Story and adaptation

The film follows the broad outline familiar from the novel: an English couple marooned in Africa, their infant son who is orphaned and then raised by apes, and the young Tarzan's encounters with human explorers and Jane Porter. The 1918 production concentrates on the opening portion of Burroughs' book; the remaining episodes of the novel were adapted in a subsequent film, The Romance of Tarzan.

As a silent feature, the movie relies on pantomime, intertitles and staged action rather than spoken dialogue. The casting of Elmo Lincoln emphasized a powerful, athletic Tarzan figure; Enid Markey's Jane became the first cinematic Jane. The director and filmmakers made choices to condense and dramatize the source material for early cinema audiences.

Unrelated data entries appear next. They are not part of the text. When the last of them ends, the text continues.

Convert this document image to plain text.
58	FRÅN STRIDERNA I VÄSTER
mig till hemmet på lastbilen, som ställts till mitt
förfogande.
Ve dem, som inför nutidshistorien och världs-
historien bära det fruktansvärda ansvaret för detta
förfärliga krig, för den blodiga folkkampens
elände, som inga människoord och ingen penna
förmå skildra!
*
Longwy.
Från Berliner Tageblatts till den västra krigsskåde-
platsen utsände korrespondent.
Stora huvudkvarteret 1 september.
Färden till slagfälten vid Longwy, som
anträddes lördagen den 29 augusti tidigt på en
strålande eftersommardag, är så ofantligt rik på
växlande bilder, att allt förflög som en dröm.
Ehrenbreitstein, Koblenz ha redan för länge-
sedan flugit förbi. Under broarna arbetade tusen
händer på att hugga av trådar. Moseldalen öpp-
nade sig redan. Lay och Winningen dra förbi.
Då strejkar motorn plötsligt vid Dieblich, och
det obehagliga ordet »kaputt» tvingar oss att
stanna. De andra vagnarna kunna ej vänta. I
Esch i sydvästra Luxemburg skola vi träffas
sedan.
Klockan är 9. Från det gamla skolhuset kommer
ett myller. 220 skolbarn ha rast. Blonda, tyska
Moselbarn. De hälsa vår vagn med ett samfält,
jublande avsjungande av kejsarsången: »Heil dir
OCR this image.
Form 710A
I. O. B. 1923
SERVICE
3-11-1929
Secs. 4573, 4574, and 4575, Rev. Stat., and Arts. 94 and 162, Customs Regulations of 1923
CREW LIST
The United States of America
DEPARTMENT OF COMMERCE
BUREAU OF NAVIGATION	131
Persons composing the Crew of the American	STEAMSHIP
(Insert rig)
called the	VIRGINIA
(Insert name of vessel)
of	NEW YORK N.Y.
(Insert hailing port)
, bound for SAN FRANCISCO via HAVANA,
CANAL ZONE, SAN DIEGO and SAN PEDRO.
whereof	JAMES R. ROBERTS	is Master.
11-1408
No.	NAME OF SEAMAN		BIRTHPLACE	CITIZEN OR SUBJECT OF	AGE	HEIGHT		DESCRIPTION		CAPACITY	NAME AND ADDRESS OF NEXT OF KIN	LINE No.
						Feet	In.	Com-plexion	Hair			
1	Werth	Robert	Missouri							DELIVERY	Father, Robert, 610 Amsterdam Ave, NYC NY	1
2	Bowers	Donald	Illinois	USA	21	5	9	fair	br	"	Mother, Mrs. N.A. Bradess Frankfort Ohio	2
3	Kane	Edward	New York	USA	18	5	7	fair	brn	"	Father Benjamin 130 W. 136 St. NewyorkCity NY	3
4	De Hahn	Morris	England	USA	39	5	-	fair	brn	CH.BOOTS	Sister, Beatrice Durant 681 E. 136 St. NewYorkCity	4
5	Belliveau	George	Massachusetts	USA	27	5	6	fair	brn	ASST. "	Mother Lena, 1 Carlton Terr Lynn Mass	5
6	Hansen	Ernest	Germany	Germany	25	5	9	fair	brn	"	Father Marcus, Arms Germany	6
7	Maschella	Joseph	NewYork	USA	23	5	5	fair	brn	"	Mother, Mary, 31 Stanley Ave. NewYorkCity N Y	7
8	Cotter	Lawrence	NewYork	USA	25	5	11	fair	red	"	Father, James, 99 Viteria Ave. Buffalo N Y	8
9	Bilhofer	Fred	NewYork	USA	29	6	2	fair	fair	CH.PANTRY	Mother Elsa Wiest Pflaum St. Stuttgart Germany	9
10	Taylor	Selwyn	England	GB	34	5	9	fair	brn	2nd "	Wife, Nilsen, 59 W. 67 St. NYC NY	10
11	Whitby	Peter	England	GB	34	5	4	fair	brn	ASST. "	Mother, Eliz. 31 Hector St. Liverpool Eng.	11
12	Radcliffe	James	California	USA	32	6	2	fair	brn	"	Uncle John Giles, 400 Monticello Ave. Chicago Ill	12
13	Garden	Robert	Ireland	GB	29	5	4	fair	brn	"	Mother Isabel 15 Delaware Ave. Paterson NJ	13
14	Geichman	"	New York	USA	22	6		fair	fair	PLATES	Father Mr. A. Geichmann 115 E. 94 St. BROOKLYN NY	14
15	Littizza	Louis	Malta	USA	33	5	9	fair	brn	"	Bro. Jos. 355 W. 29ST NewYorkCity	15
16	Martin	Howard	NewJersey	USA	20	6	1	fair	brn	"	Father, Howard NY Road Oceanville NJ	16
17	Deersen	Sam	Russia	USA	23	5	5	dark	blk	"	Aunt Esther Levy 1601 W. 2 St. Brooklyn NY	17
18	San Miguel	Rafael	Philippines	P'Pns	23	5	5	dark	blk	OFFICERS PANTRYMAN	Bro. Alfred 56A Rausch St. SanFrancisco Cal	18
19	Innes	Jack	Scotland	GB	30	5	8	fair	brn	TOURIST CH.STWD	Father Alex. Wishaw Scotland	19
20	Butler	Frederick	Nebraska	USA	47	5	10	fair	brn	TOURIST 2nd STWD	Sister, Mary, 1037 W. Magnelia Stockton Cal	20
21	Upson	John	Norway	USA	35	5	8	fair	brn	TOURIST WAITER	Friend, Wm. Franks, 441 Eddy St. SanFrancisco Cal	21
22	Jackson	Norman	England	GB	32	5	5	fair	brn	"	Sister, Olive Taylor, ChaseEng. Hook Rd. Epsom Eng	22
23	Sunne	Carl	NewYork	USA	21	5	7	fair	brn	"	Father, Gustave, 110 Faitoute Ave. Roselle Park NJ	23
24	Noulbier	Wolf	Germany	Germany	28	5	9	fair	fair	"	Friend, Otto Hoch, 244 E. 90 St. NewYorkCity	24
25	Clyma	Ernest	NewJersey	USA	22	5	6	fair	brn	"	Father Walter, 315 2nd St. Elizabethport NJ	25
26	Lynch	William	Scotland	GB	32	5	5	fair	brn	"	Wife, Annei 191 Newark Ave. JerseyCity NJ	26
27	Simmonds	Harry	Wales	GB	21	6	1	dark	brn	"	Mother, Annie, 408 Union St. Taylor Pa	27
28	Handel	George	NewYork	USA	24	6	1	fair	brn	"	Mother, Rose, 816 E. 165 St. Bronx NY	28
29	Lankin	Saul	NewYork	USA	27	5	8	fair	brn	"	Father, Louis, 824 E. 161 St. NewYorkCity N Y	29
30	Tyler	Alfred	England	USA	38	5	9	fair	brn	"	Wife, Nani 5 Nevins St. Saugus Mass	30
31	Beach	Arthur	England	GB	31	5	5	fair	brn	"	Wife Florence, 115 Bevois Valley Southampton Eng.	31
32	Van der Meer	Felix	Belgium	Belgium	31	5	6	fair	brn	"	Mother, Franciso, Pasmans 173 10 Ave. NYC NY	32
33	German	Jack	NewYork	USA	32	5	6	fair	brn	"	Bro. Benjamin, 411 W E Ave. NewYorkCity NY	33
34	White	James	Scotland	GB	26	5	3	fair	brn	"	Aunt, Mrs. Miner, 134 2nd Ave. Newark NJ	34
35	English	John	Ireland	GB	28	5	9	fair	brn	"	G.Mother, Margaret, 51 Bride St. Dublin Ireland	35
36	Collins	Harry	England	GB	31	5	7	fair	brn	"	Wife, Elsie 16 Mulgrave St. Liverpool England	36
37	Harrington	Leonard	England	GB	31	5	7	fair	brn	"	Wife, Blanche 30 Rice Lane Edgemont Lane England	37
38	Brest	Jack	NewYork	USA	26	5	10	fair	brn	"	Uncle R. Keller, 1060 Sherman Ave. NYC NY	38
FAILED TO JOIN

Production, release and legacy

Produced and distributed within the context of 1910s filmmaking, the picture played a key role in translating a popular adventure novel to the new medium of film. Contemporary audiences responded to its spectacle of the African jungle and its dramatic situations. Over the decades the title has been noted for launching a long-running screen franchise, influencing jungle-adventure filmmaking, and shaping popular perceptions of the Tarzan character.

Critics and historians often point out that the 1918 film is unusually faithful to the book's first episodes compared with many later adaptations, which altered plotlines and character dynamics. The story elements and physical portrayal introduced by this film informed subsequent portrayals in the silent and sound eras.